Excel is one of the world’s most popular BI tools.

It’s also the source of much unhappiness. (See, for example, my post The Pivot Table Gateway Drug.)

So, why do I think suffering in Excel can be the first step to BI success?

Because if your users are doing something month after month in Excel — and it’s consuming hours and days of their lives — you can immediately deduce a few things:

1. Your users REALLY want this data

I have a client that runs a behavioral health program for children.

For each child enrolled in the program, my client had to make sure that a long list of documents was created and periodically refreshed. The data was in a pretty unusable format. So, one person spent two to three days a month organizing this data to ensure that they remained in compliance for each of several hundred cases. It was painful. 

And you better believe that when we automated this process, they used that new report EVERY SINGLE WEEK.

How many reports in your organization that were “absolutely critical” have never been used or perhaps never even tested? Isn’t it better to know that people really want something before you start?

2. Your users will (almost always) find the time to work with you to get the data into a more useable format

No developer can go it alone. They need user cooperation. 

And if you have a person who needs data — and you can show them a better way forward — they will make time for you.

Let’s take the above example of the person suffering three days every month to organize their data. Sure, proving out the new results took time. But they had their eyes on the prize — and so they made the testing happen. (Indeed, having the numbers in Excel meant that testing could be easily handled.)

Of course, I did say that this is only “almost” always true. Some people either enjoy suffering or really don’t want to change — and so they won’t find the time for testing.
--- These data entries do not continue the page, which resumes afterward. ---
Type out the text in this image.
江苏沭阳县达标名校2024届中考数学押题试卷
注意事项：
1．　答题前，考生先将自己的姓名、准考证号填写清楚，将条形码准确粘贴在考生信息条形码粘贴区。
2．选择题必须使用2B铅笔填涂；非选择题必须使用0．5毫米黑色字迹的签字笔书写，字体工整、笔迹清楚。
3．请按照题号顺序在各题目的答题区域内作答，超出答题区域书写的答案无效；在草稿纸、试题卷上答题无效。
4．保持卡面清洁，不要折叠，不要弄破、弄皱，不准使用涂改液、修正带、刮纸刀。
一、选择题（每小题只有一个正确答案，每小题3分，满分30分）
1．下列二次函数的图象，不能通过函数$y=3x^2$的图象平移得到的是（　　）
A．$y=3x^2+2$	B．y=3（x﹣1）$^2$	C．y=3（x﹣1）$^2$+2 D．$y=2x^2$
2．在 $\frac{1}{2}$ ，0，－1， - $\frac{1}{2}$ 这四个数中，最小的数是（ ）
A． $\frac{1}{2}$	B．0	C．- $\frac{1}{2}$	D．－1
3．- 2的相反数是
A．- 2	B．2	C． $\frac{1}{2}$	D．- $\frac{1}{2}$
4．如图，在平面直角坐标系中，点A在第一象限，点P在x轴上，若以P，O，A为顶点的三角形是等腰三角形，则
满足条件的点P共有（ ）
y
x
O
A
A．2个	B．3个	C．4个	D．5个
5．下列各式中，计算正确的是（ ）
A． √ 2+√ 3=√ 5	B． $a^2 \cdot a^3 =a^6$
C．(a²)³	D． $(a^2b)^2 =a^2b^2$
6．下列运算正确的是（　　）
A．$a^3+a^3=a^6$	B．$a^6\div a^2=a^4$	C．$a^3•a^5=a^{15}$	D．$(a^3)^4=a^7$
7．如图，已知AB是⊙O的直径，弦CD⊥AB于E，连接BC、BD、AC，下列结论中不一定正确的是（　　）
3. You’ll know what the data needs to look like

It’s hard to get two people to agree on how to best present data. But if they’re already working in Excel, they can show you exactly what they want to see. No guessing. No (or minimal) formatting changes.

This is also a good reason to maintain a basic knowledge of Excel charting. Because if people already have an Excel spreadsheet working, it’s far easier for you to play with that spreadsheet to create samples than build an actual report in a BI tool.   

(Then again, as I mentioned up top, the ability of people to see exactly what they want can lead you down the road to perdition if you’re not careful.)

But if you choose the right path, Excel suffering can be the first step to BI success.